Construction careers are most suitable for individuals with high levels of skill, pride and determination; they’re perfect for anyone with a passion for creating and working with their hands. While these qualities could be found in anyone, regardless of gender, somewhere along the way construction careers have become synonymous with a man’s job.
This sentiment still rings true today. With only 10.3% of the construction workforce comprised of women, the industry has a long way to go before it can claim true workforce gender diversity.
However, the industry has begun to take those first steps. With so many opportunities in construction, women are joining the industry and finding success and pride in the skilled crafts. As they pave the way for themselves and their peers who want to become craft professionals, they are taking the industry by storm.
These are the ways women are making strides in their careers.
Construction careers place high emphasis on skills. With craft professionals undergoing training, apprenticeships and years of training under a watchful eye, they possess an artillery of skills that allow them to complete their jobs on time and with precision.
These skills are currently in high demand, and with high demand comes high salaries. The best part? These salaries are dependent on the skills that a craft professional possesses, not their age, gender or race. For women, this means pay equity.
In the construction industry, women made 99.1% of the pay that their male counterparts earn.
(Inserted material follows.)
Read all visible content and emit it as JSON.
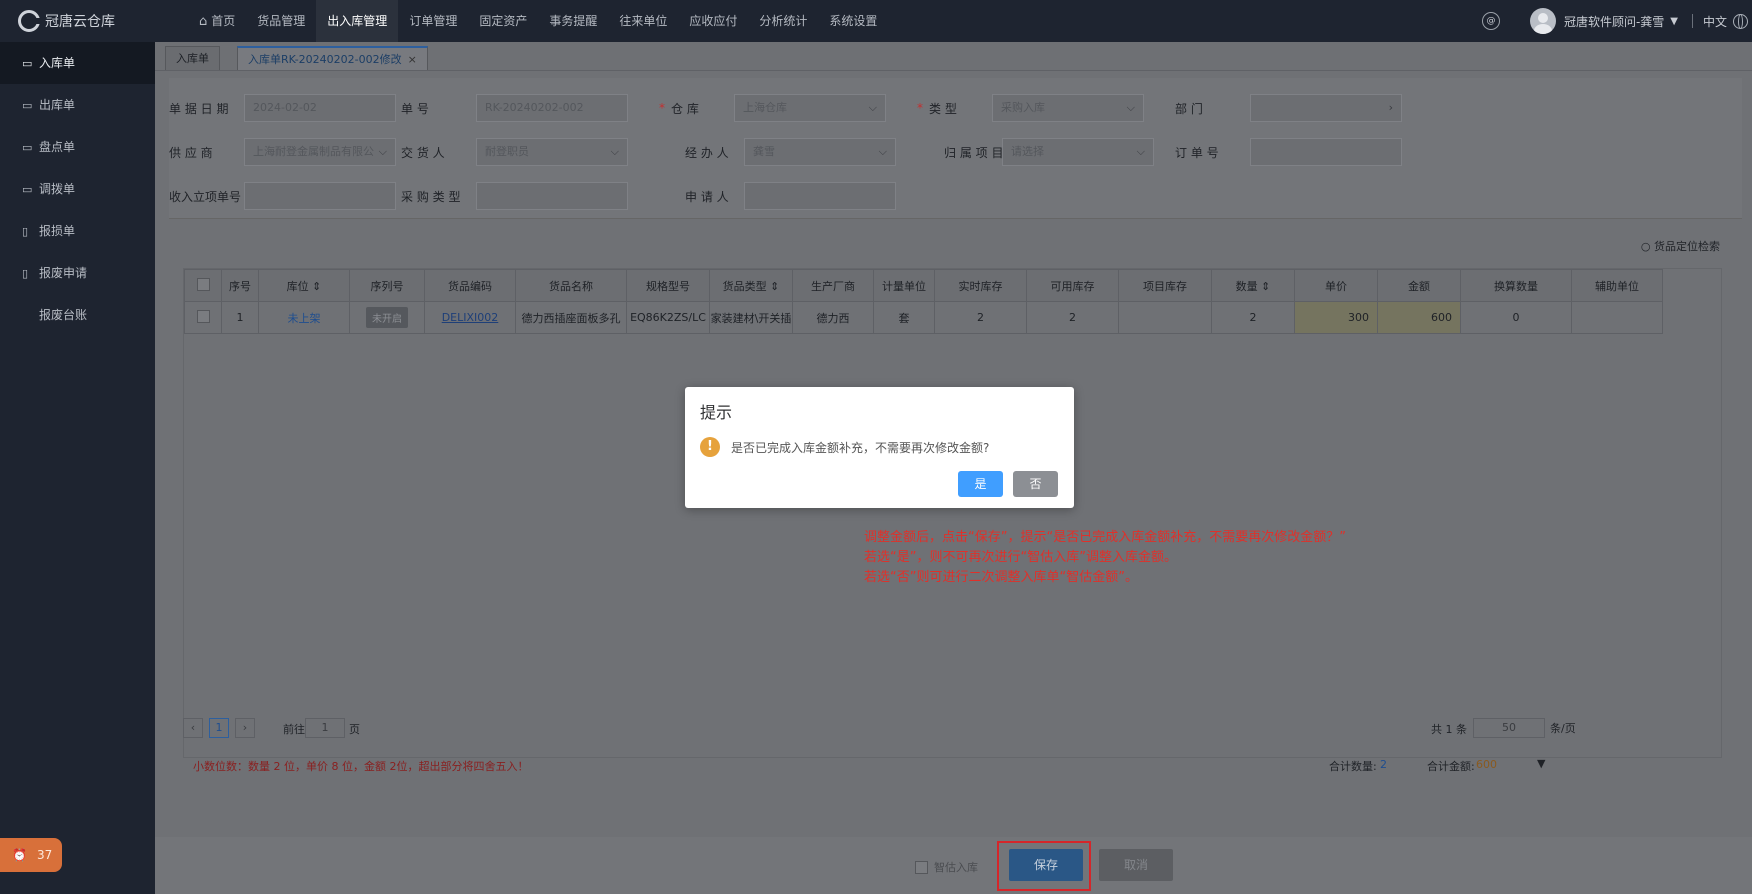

Compared to the national average of 81.1%, women in the construction industry are experiencing more equality than those in different industries.
This means that while women may not yet be equally represented, they are experiencing gender equality and opportunities that other industries cannot provide.
With a growing number of women in the industry, networks, organizations and conferences have been established to bring these professionals together and create a community of women who are craft professionals and working in construction. These communities allow for collaboration, innovation and progress to be made in each individual’s lives and for the industry as a whole.
Here are some great resources for women in construction:
Women aren’t just joining the industry in greater numbers; they are also increasingly holding leadership positions and climbing the ranks in their company.
Between 2007 and 2018, women-owned construction firms have increased by 94%! On top of that, 44% of the top 100 contracting companies now have women in executive positions.
By increasing the number of women in executive and ownership positions, companies will be able to have a more diverse perspective when shaping hiring processes, company culture and so much more. This will further encourage women to join the industry and pursue a career in the crafts.
With only 10% of the workforce comprised of women, those within the industry are tackling gender bias head-on as they pave the way for themselves and future craft professionals.
One of the largest advances in the industry has been the emergence of personal protective equipment created just for women. Ill-fitting safety equipment isn’t just uncomfortable, but can be dangerous when working on the job. With improperly fit men’s equipment, women are more likely to be injured on the job.
Luckily, there has been more resources and equipment available for the women in the industry today. With researched lists of the best equipment for women in the workforce and new companies releasing equipment specifically for women, the job has become safer and more accessible to women.
Finally, women are proving the value of gender diversity by putting money behind their employment. The research report “Delivering Through Diversity” found that construction companies that had more women in executive roles than staff roles experienced higher financial performance than other companies on average. By proving the benefit of having diverse voices both on the jobsite and in the office, women are proving the value of their work.
All in all, the industry has a long way to go before the construction workforce mirrors the national workforce as a whole. However, as we work our way toward equal representation, women are making hard and fast strides toward bettering the industry as a whole. As women increasingly become skilled craft professionals, they will be walking into an industry ready to accept them where they can thrive.